Accepter de partager son mari avec une coépouse installée dans la même maison, de gérer ensemble les enfants, les tâches, les humeurs du foyer c'est quelque chose que cette génération refuse.
« Le recul de la polygamie s'observe davantage chez ceux qui ont un niveau d'instruction élevé, et les jeunes renoncent à la polygamie plus que les personnes âgées. »
Ce refus oblige les hommes qui veulent plusieurs femmes à contourner. Ils ne renoncent pas à la pratique, ils renoncent à la déclarer. Ils commencent une relation sans révéler leur situation.
La polygamie ne disparaît pas, elle change de forme. Elle devient mensonge.
Jonasi Gomora : le produit d'une époque
C'est exactement ce que montre Jonasi Gomora dans The Polygamist. Derrière sa façade soigneusement entretenue se cachent des années de mensonges et d'infidélités multiples.
Il n'est pas un polygame au sens traditionnel.
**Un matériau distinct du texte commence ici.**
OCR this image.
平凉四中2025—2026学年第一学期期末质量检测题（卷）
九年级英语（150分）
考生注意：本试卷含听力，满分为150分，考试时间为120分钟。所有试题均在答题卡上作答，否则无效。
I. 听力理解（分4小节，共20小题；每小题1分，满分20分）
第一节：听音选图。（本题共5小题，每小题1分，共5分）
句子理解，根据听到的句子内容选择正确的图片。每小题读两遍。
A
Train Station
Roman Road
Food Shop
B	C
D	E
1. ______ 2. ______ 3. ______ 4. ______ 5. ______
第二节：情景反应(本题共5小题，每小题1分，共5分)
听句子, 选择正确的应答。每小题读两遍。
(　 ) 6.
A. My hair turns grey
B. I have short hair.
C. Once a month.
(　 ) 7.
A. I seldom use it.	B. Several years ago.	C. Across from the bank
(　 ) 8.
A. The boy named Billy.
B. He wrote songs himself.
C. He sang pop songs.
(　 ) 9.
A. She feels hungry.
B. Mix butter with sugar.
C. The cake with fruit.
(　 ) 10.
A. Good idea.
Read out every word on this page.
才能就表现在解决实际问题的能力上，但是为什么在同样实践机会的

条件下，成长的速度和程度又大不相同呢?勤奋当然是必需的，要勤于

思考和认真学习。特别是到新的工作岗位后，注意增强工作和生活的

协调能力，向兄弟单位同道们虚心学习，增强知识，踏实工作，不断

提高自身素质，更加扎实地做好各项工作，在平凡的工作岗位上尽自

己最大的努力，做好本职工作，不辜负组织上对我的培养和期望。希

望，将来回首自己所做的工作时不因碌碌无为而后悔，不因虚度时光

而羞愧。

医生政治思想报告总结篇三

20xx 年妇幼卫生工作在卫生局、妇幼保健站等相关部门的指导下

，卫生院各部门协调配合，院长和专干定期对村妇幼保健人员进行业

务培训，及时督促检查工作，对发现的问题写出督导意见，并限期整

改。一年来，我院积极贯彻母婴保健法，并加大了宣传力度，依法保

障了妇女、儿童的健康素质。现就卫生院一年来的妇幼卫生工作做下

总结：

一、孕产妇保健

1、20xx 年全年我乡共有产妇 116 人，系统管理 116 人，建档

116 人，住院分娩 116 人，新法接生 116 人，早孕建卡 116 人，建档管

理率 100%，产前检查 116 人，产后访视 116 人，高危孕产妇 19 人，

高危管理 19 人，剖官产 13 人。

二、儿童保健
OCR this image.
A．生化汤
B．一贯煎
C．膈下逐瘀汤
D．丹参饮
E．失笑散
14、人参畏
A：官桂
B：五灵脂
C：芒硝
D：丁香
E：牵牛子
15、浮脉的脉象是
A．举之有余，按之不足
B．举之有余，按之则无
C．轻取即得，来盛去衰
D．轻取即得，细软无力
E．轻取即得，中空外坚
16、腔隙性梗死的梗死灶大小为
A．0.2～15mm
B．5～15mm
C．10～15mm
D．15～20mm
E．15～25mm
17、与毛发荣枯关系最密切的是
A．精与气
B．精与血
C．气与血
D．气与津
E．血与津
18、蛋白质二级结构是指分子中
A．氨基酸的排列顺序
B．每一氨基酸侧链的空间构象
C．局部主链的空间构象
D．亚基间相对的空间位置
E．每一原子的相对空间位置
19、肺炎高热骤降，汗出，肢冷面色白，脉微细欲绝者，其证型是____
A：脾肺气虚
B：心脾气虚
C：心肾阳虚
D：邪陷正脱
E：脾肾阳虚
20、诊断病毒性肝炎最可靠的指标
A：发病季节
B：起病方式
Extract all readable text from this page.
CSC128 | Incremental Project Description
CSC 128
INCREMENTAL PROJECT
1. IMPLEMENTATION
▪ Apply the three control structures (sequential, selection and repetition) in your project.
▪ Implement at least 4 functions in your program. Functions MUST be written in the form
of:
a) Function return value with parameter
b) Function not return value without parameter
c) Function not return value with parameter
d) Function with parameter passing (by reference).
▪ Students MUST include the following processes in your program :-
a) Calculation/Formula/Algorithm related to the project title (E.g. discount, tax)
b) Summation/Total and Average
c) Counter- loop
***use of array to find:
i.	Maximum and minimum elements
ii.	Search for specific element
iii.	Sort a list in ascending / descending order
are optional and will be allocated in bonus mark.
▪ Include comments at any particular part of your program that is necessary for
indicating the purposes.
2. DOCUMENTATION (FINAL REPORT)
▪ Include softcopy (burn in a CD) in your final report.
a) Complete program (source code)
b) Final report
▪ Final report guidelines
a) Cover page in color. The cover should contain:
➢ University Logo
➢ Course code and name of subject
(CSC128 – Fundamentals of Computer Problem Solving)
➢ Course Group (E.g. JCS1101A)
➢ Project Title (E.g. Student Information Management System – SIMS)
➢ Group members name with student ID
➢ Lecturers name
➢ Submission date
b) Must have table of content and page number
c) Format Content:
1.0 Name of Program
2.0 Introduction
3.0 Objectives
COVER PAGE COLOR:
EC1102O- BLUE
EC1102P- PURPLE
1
Il est le produit d'une époque qui a perdu le cadre de la polygamie sans perdre la pratique.
La série, adaptée du roman éponyme de l'autrice zimbabwéenne Sue Nyathi, suit Joyce Gomora, une influenceuse réseaux sociaux qui incarne la perfection conjugale jusqu'à ce que les trahisons de son mari déclenchent un effondrement émotionnel.
En 22 épisodes, The Polygamist transforme l'histoire d'un puissant homme d'affaires polygame en chronique familiale sous tension, où la mort d'un patriarche fait remonter secrets, humiliations et vies laissées dans son sillage.
La relation transactionnelle : l'argent comme levier
Il y a une autre dimension que la série met en lumière : l'argent comme levier de séduction.
Dans un contexte de précarité économique persistante, certaines femmes acceptent une relation avec un homme marié en échange d'une sécurité matérielle. Ce n'est pas un phénomène nouveau en Afrique, mais il prend aujourd'hui une forme plus visible et assumée dans les villes.
L'homme qui a les moyens d'entretenir plusieurs femmes dans des appartements séparés reproduit la structure de la polygamie traditionnelle, mais sans ses règles :
- Sans la reconnaissance sociale
- Sans l'accord de la première épouse
- Sans la transparence vis-à-vis des enfants
Il achète le silence plutôt qu'il n'obtient le consentement.
Les chiffres qui racontent une réalité complexe
Les données officielles peinent à capturer cette réalité mouvante. Dans de nombreux pays africains, les mariages sont souvent coutumiers ou religieux et leurs dissolutions se font en dehors du système juridique formel, ce qui rend les chiffres officiels peu représentatifs.
Pourtant, quelques tendances se dégagent :
- Les unions polygames sont en déclin en Afrique subsaharienne, mais la baisse est plus rapide pour les enfants vivant dans ces foyers que pour les unions elles-mêmes.
- La prévalence la plus élevée se trouve en Afrique de l'Ouest.
- Les ménages polygames avec de jeunes enfants ont tendance à être plus pauvres et plus ruraux.
- Les enfants en situation de polygamie ont souvent des mères moins instruites.
Le risque de divorce au cours des 20 premières années de mariage varie considérablement : de 6,9 % au Mali à 47,1 % au Congo-Brazzaville. Ces écarts racontent des réalités matrimoniales profondément différentes.
Une pression sociale qui change de camp
La recrudescence du phénomène de « maîtresse » dans la classe des élites montre que les normes religieuses et légales modernes en matière de nuptialité n'ont pas provoqué de changement majeur des mentalités.
La pression sociale a changé de camp : elle pèse désormais sur les femmes pour qu'elles acceptent des situations qu'elles n'ont pas choisies, plutôt que sur les hommes pour qu'ils assument ce qu'ils font.